Anyway, when paintings on the easel need to dry a bit I’ve been playing with my poetry sketchbook.

Inside my poetry book is a notion of a new experimental art book for Storyberries. In the photo you see my notions in my book and on the right side I’m beginning to work on my notions in a tiny concertina format book.

A cat reaching is my main notion that’s getting played with in two different ways in this photo for two different books.

I’ll keep you posted on whatever happens with these newbies.

The Aurora Gallery contacted me wanting more of my cards and books so I took those to them this week!

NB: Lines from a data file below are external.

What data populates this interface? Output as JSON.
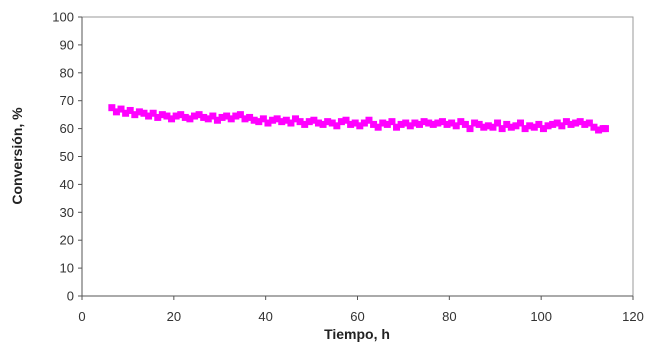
{
  "chart_data": {
    "type": "scatter",
    "title": "",
    "xlabel": "Tiempo, h",
    "ylabel": "Conversión, %",
    "xlim": [
      0,
      120
    ],
    "ylim": [
      0,
      100
    ],
    "xticks": [
      0,
      20,
      40,
      60,
      80,
      100,
      120
    ],
    "yticks": [
      0,
      10,
      20,
      30,
      40,
      50,
      60,
      70,
      80,
      90,
      100
    ],
    "grid": false,
    "legend": "none",
    "marker": "square",
    "color": "#ff00ff",
    "series": [
      {
        "x": [
          6.5,
          7.5,
          8.5,
          9.5,
          10.5,
          11.5,
          12.5,
          13.5,
          14.5,
          15.5,
          16.5,
          17.5,
          18.5,
          19.5,
          20.5,
          21.5,
          22.5,
          23.5,
          24.5,
          25.5,
          26.5,
          27.5,
          28.5,
          29.5,
          30.5,
          31.5,
          32.5,
          33.5,
          34.5,
          35.5,
          36.5,
          37.5,
          38.5,
          39.5,
          40.5,
          41.5,
          42.5,
          43.5,
          44.5,
          45.5,
          46.5,
          47.5,
          48.5,
          49.5,
          50.5,
          51.5,
          52.5,
          53.5,
          54.5,
          55.5,
          56.5,
          57.5,
          58.5,
          59.5,
          60.5,
          61.5,
          62.5,
          63.5,
          64.5,
          65.5,
          66.5,
          67.5,
          68.5,
          69.5,
          70.5,
          71.5,
          72.5,
          73.5,
          74.5,
          75.5,
          76.5,
          77.5,
          78.5,
          79.5,
          80.5,
          81.5,
          82.5,
          83.5,
          84.5,
          85.5,
          86.5,
          87.5,
          88.5,
          89.5,
          90.5,
          91.5,
          92.5,
          93.5,
          94.5,
          95.5,
          96.5,
          97.5,
          98.5,
          99.5,
          100.5,
          101.5,
          102.5,
          103.5,
          104.5,
          105.5,
          106.5,
          107.5,
          108.5,
          109.5,
          110.5,
          111.5,
          112.5,
          113.5,
          114.0
        ],
        "y": [
          67.5,
          66.0,
          67.0,
          65.5,
          66.5,
          65.0,
          66.0,
          65.5,
          64.5,
          65.5,
          64.0,
          65.0,
          64.5,
          63.5,
          64.5,
          65.0,
          64.0,
          63.5,
          64.5,
          65.0,
          64.0,
          63.5,
          64.5,
          63.0,
          64.0,
          64.5,
          63.5,
          64.5,
          65.0,
          63.5,
          64.0,
          63.0,
          62.5,
          63.5,
          62.0,
          63.0,
          63.5,
          62.5,
          63.0,
          62.0,
          63.5,
          62.5,
          61.5,
          62.5,
          63.0,
          62.0,
          61.5,
          62.5,
          62.0,
          61.0,
          62.5,
          63.0,
          61.5,
          62.0,
          61.0,
          62.0,
          63.0,
          61.5,
          60.5,
          62.0,
          61.5,
          62.5,
          60.5,
          61.5,
          62.0,
          61.0,
          62.0,
          61.5,
          62.5,
          62.0,
          61.5,
          62.0,
          62.5,
          61.5,
          62.0,
          61.0,
          62.5,
          61.5,
          60.0,
          62.0,
          61.5,
          60.5,
          61.0,
          60.5,
          62.0,
          60.0,
          61.5,
          60.5,
          61.0,
          62.0,
          60.0,
          61.0,
          60.5,
          61.5,
          60.0,
          61.0,
          61.5,
          62.0,
          61.0,
          62.5,
          61.5,
          62.0,
          62.5,
          61.5,
          62.0,
          60.5,
          59.5,
          60.0,
          60.0
        ]
      }
    ]
  }
}
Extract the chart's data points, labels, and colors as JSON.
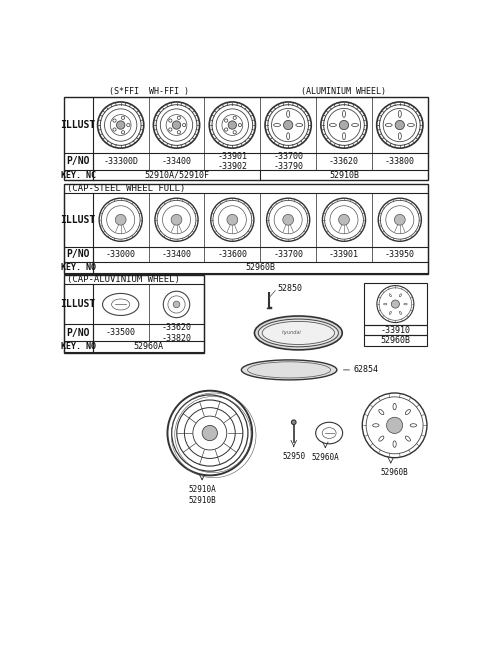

It did my artist heart good to see my things displayed by the Gallery so well and to know that my work is appreciated! The Aurora Gallery ships my art, cards and books anywhere and my signed green dragon book plates are available on request.

This week in kitchen creativity I made spinach enchiladas inspired by “Mrs Rasmussen’s Book Of One Armed Cookery” by Mary Lasswell. I used both arms to cook with and didn’t have a beer. I’d probably get demerits for that from Mrs Rasmussen as I can imagine her saying “What?! No beer?!” but the chili onion gravy was divinely scrumptious over spinach enchiladas and beans and rice!

I say I was “inspired by” Mrs Rasmussen’s recipe because I ruthlessly adapted this recipe as I was only cooking for two people and as you can see below Mrs R was cooking for the entire tricounty area. Plus I don’t use lard…

To make my chili onion gravy I used my good gravy recipe but instead of sausage I used a small can of roasted chilies and some chopped white onion.

In one serving size oven safe boats I made one spinach enchilada for each of us and surrounded the enchilada with beans, rice then ladled the gravy over it all and topped it with cheese. Turned out so good!! I did have gravy leftover which I used for another meal.

My evening reading loosely related to the topic of encounters with and awareness of other minds is the last book in the trilogy “His Dark Materials” by Philip Pullman and Pullman’s nonfiction book “Daemon Voices” about stories and storytelling.

Hope your week is a good one! See you next Monday?